ECLI:NL:CRVB:2006:AV4234

Centrale Raad van Beroep

Datum uitspraak
3 maart 2006
Publicatiedatum
4 april 2013
Zaaknummer
05/2457 WAO + 05/2463 ZW
Instantie
Centrale Raad van Beroep
Type
Uitspraak
Procedures
  • Hoger beroep
Rechters
Vindplaatsen
  • Rechtspraak.nl
AI samenvatting door LexboostAutomatisch gegenereerd

Niet-ontvankelijkheid van hoger beroep wegens niet tijdige betaling griffierecht

In deze zaak heeft de Centrale Raad van Beroep op 3 maart 2006 uitspraak gedaan over de niet-ontvankelijkheid van een hoger beroep dat was ingesteld door de opposant tegen een eerdere uitspraak van de rechtbank Amsterdam. De rechtbank had op 10 maart 2005 geoordeeld dat het griffierecht niet tijdig was betaald, wat leidde tot de niet-ontvankelijkheid van het hoger beroep. De opposant, vertegenwoordigd door mr. S.H.R. van Heeks, diende een verzetschrift in tegen deze uitspraak, waarin hij stelde dat zijn financiële situatie hem verhinderde om het griffierecht tijdig te voldoen. Tijdens de zitting op 20 januari 2006 werd het verzet behandeld, waarbij de opposant niet zelf aanwezig was, maar vertegenwoordigd werd door zijn gemachtigde.

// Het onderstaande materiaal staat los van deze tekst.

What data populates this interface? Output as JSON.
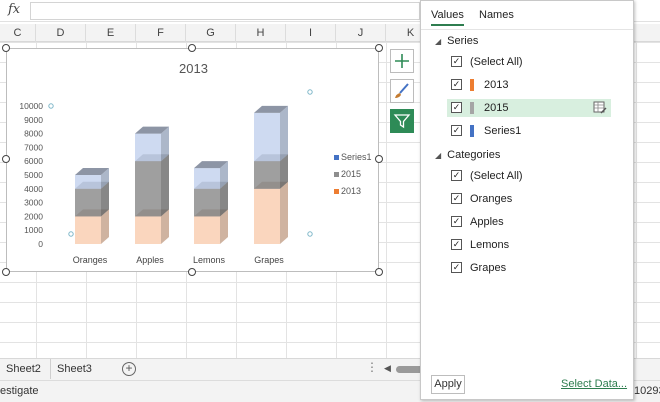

De Raad overwoog dat de argumenten van de gemachtigde niet voldoende waren om aan te tonen dat de opposant niet in verzuim was. De Raad merkte op dat de gemachtigde eerder contact had kunnen opnemen met de Raad om rekening te houden met de financiële situatie van de opposant, wat mogelijk had geleid tot uitstel van betaling. De Raad concludeerde dat er geen gronden waren om het verzet gegrond te verklaren en verklaarde het verzet ongegrond. De uitspraak benadrukt het belang van tijdige betaling van griffierechten en de verantwoordelijkheden van partijen in het proces.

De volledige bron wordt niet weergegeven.